On a hazy morning last September, 144 American and Chinese government officials and high-ranking oil executives filed into a vaulted meeting room in a cloistered campus in south Xi’an, a city famous for its terra-cotta warriors and lethal smog. The Communist party built this compound, called the Shaanxi Guesthouse, in 1958. It was part of the lead-up to chairman Mao’s Great Leap Forward, in which, to surpass the industrial achievements of the west, the government built steelworks, coal mines, power stations, and cement factories—displacing hundreds of thousands and clearcutting a tenth of China’s forests in the process. Despite its quaint name, the guesthouse is a cluster of immense concrete structures jutting out of expansive, manicured lawns and man-made lakes dotted with stone bridges and pagodas. It also features a karaoke lounge, spa, tennis stadium, shopping centre, and beauty salon.
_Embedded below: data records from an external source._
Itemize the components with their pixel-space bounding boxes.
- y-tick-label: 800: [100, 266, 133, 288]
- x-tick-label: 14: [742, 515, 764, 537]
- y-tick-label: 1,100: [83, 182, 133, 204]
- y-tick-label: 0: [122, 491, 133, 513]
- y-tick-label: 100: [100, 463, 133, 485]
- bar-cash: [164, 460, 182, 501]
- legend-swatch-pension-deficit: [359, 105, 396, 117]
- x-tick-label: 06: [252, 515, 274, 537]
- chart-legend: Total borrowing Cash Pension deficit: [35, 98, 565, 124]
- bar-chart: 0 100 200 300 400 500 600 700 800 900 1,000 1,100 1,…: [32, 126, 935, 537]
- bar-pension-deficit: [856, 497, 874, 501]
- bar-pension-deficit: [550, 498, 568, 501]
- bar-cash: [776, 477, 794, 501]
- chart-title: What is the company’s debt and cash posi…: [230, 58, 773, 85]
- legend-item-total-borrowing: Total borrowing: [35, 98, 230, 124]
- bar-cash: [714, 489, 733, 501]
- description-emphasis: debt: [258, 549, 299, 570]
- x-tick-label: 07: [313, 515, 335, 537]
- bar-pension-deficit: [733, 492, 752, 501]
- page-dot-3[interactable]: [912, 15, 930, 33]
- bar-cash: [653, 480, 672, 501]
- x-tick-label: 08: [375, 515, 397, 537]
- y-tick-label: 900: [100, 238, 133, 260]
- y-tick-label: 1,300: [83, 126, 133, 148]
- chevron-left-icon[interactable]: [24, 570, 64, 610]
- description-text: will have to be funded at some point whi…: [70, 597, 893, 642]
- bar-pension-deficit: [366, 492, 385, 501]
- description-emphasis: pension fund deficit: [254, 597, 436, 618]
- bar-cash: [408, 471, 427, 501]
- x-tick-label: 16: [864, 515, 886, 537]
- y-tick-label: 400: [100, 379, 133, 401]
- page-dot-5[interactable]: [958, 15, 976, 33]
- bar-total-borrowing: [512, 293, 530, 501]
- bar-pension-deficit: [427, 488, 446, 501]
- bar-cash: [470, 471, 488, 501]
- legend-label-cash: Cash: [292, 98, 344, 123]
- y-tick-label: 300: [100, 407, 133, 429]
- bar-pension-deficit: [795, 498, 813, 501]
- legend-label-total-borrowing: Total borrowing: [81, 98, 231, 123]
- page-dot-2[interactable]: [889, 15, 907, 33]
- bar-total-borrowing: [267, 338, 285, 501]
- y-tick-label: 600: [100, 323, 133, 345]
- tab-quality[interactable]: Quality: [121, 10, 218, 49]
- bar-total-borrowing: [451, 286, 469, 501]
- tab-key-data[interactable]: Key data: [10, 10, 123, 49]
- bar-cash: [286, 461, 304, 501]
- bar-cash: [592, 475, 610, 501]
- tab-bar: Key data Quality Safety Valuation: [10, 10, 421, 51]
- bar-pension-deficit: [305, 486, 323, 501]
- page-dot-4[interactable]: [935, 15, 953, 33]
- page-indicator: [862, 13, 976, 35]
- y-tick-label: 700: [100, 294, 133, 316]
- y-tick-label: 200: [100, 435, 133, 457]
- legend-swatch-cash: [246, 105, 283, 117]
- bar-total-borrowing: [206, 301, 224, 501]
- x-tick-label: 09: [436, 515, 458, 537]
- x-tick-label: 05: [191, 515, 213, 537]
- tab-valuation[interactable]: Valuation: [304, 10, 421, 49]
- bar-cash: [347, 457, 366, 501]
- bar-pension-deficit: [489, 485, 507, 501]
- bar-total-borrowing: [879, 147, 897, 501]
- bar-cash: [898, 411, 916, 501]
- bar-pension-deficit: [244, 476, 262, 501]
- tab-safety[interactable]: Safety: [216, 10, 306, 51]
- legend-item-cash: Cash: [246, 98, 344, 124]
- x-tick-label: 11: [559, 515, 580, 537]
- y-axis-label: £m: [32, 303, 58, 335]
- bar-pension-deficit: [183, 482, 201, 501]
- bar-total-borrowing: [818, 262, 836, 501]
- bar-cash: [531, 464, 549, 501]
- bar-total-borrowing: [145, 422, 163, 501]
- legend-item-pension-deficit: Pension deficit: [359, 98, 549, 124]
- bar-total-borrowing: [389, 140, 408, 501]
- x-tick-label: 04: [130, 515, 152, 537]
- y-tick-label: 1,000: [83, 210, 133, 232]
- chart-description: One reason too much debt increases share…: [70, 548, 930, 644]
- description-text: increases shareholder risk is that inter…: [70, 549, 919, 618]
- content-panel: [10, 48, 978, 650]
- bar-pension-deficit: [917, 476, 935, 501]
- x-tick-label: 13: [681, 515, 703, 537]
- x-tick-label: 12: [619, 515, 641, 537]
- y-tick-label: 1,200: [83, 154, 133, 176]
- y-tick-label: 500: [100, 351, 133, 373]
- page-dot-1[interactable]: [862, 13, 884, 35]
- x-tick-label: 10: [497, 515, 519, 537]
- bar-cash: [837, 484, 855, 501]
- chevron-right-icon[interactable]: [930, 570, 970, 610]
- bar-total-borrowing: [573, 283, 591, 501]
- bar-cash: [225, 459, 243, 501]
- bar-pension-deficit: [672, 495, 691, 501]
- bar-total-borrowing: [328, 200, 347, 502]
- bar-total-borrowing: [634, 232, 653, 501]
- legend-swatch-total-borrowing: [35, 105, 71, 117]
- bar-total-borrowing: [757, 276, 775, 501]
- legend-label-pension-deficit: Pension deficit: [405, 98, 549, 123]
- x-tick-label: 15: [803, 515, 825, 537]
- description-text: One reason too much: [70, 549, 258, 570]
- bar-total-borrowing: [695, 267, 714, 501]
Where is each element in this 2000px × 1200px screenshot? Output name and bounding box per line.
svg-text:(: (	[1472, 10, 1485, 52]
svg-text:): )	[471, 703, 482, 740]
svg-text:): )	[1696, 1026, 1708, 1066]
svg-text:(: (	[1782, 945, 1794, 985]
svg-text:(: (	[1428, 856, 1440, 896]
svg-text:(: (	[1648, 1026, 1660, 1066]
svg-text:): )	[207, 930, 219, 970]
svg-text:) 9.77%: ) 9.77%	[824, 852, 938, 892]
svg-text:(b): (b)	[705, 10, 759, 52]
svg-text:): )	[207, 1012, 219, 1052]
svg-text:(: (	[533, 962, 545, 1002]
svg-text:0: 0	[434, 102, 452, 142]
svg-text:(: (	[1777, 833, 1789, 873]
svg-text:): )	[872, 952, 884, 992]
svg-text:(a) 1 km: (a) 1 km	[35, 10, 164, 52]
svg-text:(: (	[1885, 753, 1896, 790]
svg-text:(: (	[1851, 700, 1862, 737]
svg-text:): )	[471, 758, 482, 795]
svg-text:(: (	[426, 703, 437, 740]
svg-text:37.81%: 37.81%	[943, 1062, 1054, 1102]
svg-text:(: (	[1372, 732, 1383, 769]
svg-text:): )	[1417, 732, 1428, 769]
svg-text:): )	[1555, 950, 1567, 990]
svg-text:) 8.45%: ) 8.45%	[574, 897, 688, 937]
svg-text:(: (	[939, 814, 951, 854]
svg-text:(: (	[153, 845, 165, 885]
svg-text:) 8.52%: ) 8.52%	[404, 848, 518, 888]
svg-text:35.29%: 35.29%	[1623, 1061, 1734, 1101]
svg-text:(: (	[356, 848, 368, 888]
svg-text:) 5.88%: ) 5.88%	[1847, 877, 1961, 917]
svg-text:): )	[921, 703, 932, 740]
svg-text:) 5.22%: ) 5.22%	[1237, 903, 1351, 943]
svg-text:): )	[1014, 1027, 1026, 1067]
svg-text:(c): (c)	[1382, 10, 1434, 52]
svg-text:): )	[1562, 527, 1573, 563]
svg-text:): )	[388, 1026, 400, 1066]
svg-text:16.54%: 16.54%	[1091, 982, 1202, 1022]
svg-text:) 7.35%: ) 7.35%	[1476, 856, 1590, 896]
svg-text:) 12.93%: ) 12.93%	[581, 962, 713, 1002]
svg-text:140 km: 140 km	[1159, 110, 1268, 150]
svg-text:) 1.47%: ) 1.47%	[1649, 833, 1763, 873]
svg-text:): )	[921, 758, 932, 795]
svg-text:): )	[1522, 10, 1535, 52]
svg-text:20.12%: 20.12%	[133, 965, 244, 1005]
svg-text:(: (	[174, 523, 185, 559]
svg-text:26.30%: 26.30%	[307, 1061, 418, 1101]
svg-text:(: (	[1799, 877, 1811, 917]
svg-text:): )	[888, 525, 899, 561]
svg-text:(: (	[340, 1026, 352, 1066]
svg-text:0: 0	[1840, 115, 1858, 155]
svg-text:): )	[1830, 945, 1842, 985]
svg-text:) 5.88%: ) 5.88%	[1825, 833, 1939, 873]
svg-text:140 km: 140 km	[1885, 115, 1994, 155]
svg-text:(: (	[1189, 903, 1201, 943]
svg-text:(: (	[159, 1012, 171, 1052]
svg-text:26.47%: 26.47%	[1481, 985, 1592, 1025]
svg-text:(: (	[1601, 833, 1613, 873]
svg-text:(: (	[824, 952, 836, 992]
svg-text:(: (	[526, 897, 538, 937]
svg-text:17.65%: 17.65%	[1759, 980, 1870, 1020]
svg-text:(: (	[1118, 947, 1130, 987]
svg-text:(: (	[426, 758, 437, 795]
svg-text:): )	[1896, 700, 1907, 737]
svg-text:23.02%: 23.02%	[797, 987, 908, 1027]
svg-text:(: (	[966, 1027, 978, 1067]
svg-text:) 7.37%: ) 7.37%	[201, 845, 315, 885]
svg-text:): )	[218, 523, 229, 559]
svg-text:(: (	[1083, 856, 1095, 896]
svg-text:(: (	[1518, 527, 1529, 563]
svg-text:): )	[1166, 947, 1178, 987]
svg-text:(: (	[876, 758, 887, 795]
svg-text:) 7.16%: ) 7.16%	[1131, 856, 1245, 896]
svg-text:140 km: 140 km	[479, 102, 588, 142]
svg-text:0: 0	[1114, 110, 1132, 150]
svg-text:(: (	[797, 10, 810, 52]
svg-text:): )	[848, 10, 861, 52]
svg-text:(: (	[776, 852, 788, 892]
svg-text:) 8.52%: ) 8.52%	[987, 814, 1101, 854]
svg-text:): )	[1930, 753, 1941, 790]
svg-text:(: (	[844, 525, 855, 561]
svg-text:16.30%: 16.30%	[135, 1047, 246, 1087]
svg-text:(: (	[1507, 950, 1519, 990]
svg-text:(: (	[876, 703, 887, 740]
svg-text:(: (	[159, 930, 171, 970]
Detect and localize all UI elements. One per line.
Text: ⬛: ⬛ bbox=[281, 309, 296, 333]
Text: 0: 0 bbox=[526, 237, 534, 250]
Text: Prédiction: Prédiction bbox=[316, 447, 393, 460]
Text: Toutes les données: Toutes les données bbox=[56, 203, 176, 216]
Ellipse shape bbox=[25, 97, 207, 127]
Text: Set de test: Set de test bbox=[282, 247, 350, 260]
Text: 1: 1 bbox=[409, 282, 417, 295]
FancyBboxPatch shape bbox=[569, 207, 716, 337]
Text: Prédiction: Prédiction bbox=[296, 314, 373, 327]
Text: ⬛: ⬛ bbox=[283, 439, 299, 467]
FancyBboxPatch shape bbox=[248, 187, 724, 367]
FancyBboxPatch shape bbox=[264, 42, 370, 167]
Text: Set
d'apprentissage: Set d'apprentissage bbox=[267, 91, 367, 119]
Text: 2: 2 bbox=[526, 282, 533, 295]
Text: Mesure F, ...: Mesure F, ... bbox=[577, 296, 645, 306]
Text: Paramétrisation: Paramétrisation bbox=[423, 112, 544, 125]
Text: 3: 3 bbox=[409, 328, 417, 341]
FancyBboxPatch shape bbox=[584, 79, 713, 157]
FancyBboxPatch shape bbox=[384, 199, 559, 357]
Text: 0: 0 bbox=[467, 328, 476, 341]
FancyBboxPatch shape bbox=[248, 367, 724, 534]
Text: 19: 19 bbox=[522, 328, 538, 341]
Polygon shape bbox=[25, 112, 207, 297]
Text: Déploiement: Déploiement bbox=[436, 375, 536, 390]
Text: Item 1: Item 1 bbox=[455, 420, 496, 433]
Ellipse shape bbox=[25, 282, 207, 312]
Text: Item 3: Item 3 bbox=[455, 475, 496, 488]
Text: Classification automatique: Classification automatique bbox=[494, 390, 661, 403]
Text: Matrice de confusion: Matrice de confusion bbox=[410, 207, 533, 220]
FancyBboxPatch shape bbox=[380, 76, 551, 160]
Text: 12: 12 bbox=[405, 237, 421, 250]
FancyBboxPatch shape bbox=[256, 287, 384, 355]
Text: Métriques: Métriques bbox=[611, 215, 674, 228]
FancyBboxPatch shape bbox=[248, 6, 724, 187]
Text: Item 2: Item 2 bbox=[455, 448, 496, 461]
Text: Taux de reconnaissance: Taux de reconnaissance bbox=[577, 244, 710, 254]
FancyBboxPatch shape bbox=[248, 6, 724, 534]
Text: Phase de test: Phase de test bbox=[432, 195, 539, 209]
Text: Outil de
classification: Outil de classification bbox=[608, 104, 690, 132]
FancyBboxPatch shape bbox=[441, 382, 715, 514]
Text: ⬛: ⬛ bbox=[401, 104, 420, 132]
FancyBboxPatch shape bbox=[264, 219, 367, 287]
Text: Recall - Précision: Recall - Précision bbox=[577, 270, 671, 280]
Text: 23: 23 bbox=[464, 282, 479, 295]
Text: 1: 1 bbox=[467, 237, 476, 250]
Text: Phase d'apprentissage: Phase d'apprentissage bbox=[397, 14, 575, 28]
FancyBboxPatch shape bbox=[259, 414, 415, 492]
The guests at the compound that week were gearing up for another great leap: a push to export the United States’ fracking boom to China’s vast shale fields—and beyond. Attendees slid into black leather chairs behind glossy rosewood tables, facing a stage flanked by large projector screens. Chinese businessmen wore high-waist slacks with belts clasped over their bellies. I watched as one thumbed through business cards bearing the logos of Chevron, ConocoPhillips, Exxon Mobil, and Halliburton. Behind closed doors, a select group of Chinese and American officials and executives held a “senior VIP meeting.” Outside, a troop of People’s Liberation Army guards marched in tight formation.
The US-China Oil and Gas Industry Forum, sponsored by the US departments of commerce and energy, as well as China’s National Energy Administration, has convened for the last 13 years. But the focus turned to shale gas in 2009, when President Obama and then-President Hu Jintao announced an agreement to develop China’s immense resources. The partnership set the stage for companies in both countries to forge deals worth tens of billions of dollars.
Here at the 2013 conference, the first American to take the podium was Gary Locke, the US ambassador to China at the time. He wore a dark suit and a striped red-and-purple tie; his slick black hair glistened in the fluorescent light. “From Sichuan to Eagle Ford, Texas, from Bohai Bay to the Marcellus Shale in Pennsylvania and Ohio, US and Chinese companies are investing and working together to increase energy production in both countries,” he proclaimed. US and Chinese companies were so tightly knit, Air China had recently started offering nonstop flights between Beijing and Houston, “making business trips much quicker for many of you gathered here.”
The soft, static voice of a Chinese interpreter seeped from the headphones as young women in red vests quietly passed through each row, pausing to pour hot tea, their strides almost synchronised. Tiny plumes of steam arose from the teacups lining each table, like miniature smokestacks. It seemed fitting, because underlying all the talk of new energy was an urgency to wean China from its decades-long addiction to coal. Locke promised that shale gas would do just that: “We can make further strides to improve energy efficiency, produce cleaner energy, increase renewables, and increase supply,” he asserted. “Unconventional gas, especially shale gas, is just the start.”